Красивый глобус, висевший в черном небе над сверкающими серыми холмами, был Землей – так сказал ей обезьяночеловек. Говорил он знаками, используя руки и пальцы. Она вдруг осознала, что понимает его, хотя и не может отвечать, разве что кивками, хмурясь или поднимая брови, – казалось, что именно так ей вполне удается выразить то, что ей надо.
Брови? – показала она.
Но обезьяночеловек вздохнул, по-прежнему глядя обреченно. Века находятся в конфликте между собой, сказал он ей. Каждый двигается в своем темпе, нередко они сталкиваются и конфликтуют. Но вот теперь: настает. Век воздуха/жидкостей и век борьбы за жизнь. Два века жизни. Для всех, кто грустит изредка, наступает пора постоянной грусти. Для всех тех, кто умирает изредка, возможно, теперь наступает смерть.

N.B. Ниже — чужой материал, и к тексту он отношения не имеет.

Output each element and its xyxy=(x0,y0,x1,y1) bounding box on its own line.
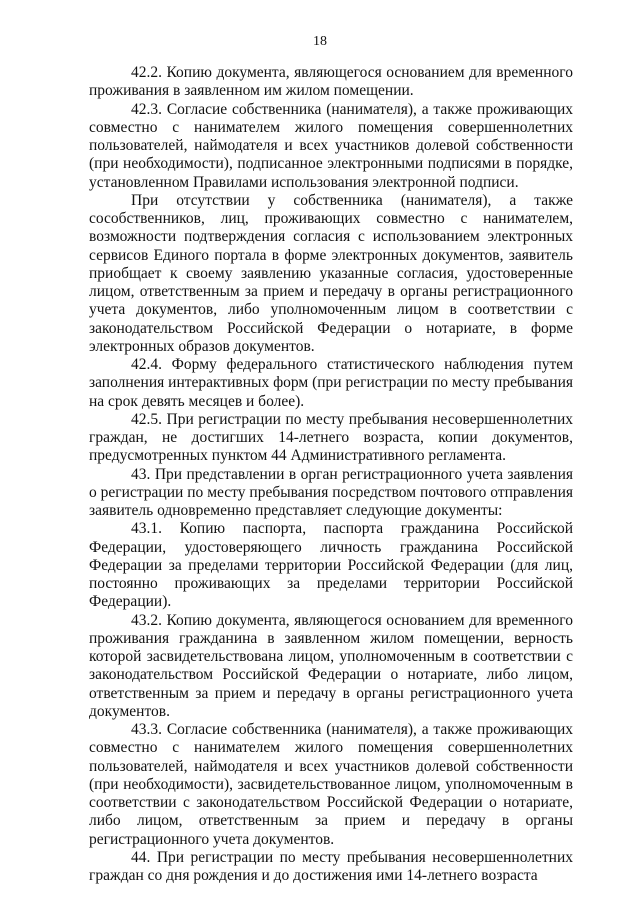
page-number: 18 xyxy=(313,34,327,49)
paragraph-43: 43. При представлении в орган регистрационного учета заявления о регистрации по месту пребывания посредством почтового отправления заявитель одновременно представляет следующие документы: xyxy=(89,465,573,519)
paragraph-44: 44. При регистрации по месту пребывания несовершеннолетних граждан со дня рождения и до достижения ими 14-летнего возраста xyxy=(89,848,573,884)
paragraph-43-3: 43.3. Согласие собственника (нанимателя), а также проживающих совместно с нанимателем жилого помещения совершеннолетних пользователей, наймодателя и всех участников долевой собственности (при необходимости), засвидетельствованное лицом, уполномоченным в соответствии с законодательством Российской Федерации о нотариате, либо лицом, ответственным за прием и передачу в органы регистрационного учета документов. xyxy=(89,721,573,848)
paragraph-42-3: 42.3. Согласие собственника (нанимателя), а также проживающих совместно с нанимателем жилого помещения совершеннолетних пользователей, наймодателя и всех участников долевой собственности (при необходимости), подписанное электронными подписями в порядке, установленном Правилами использования электронной подписи. xyxy=(89,100,573,191)
paragraph-absence-consent: При отсутствии у собственника (нанимателя), а также сособственников, лиц, проживающих совместно с нанимателем, возможности подтверждения согласия с использованием электронных сервисов Единого портала в форме электронных документов, заявитель приобщает к своему заявлению указанные согласия, удостоверенные лицом, ответственным за прием и передачу в органы регистрационного учета документов, либо уполномоченным лицом в соответствии с законодательством Российской Федерации о нотариате, в форме электронных образов документов. xyxy=(89,191,573,355)
document-body xyxy=(89,64,573,885)
paragraph-42-5: 42.5. При регистрации по месту пребывания несовершеннолетних граждан, не достигших 14-летнего возраста, копии документов, предусмотренных пунктом 44 Административного регламента. xyxy=(89,410,573,465)
paragraph-42-4: 42.4. Форму федерального статистического наблюдения путем заполнения интерактивных форм (при регистрации по месту пребывания на срок девять месяцев и более). xyxy=(89,356,573,410)
paragraph-43-1: 43.1. Копию паспорта, паспорта гражданина Российской Федерации, удостоверяющего личность гражданина Российской Федерации за пределами территории Российской Федерации (для лиц, постоянно проживающих за пределами территории Российской Федерации). xyxy=(89,520,573,611)
paragraph-43-2: 43.2. Копию документа, являющегося основанием для временного проживания гражданина в заявленном жилом помещении, верность которой засвидетельствована лицом, уполномоченным в соответствии с законодательством Российской Федерации о нотариате, либо лицом, ответственным за прием и передачу в органы регистрационного учета документов. xyxy=(89,611,573,720)
paragraph-42-2: 42.2. Копию документа, являющегося основанием для временного проживания в заявленном им жилом помещении. xyxy=(89,64,573,100)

Она нахмурилась. Она – все еще в платье цвета ночи – стояла перед широким окном. Время от времени в паузах между вздохами обезьяночеловека она поглядывала на Землю, за ярким шаром которой висели неподвижные звезды. Ее платье было того же цвета, что и бесплодный, призрачный ландшафт снаружи.
Ее передернуло.
Люди/человек много чего наворотили; большие вещи на Земле. Большие и малые. Повсюду. А потом внутри этой вещи сражение. Потом мир, но не мир; мир на время, на короткое. Теперь наступает век воздуха/жидкостей, угроза для всех. Все должны действовать. Опаснее всего, если самая большая/самая малая вещь не действует. Самая большая/самая малая вещь сражается сама с собой, не может говорить со всеми «я»; плохо. Другие способы разговора; хорошо. Но лучше всего, если «я» говорит с «я».
На какое-то мгновение вид у обезьяночеловека стал почти счастливый; она улыбнулась ему, показывая, что поняла.
Ты.
Она указала на себя. Я?
Ты.
Она покачала головой, потом пожала плечами, развела руки.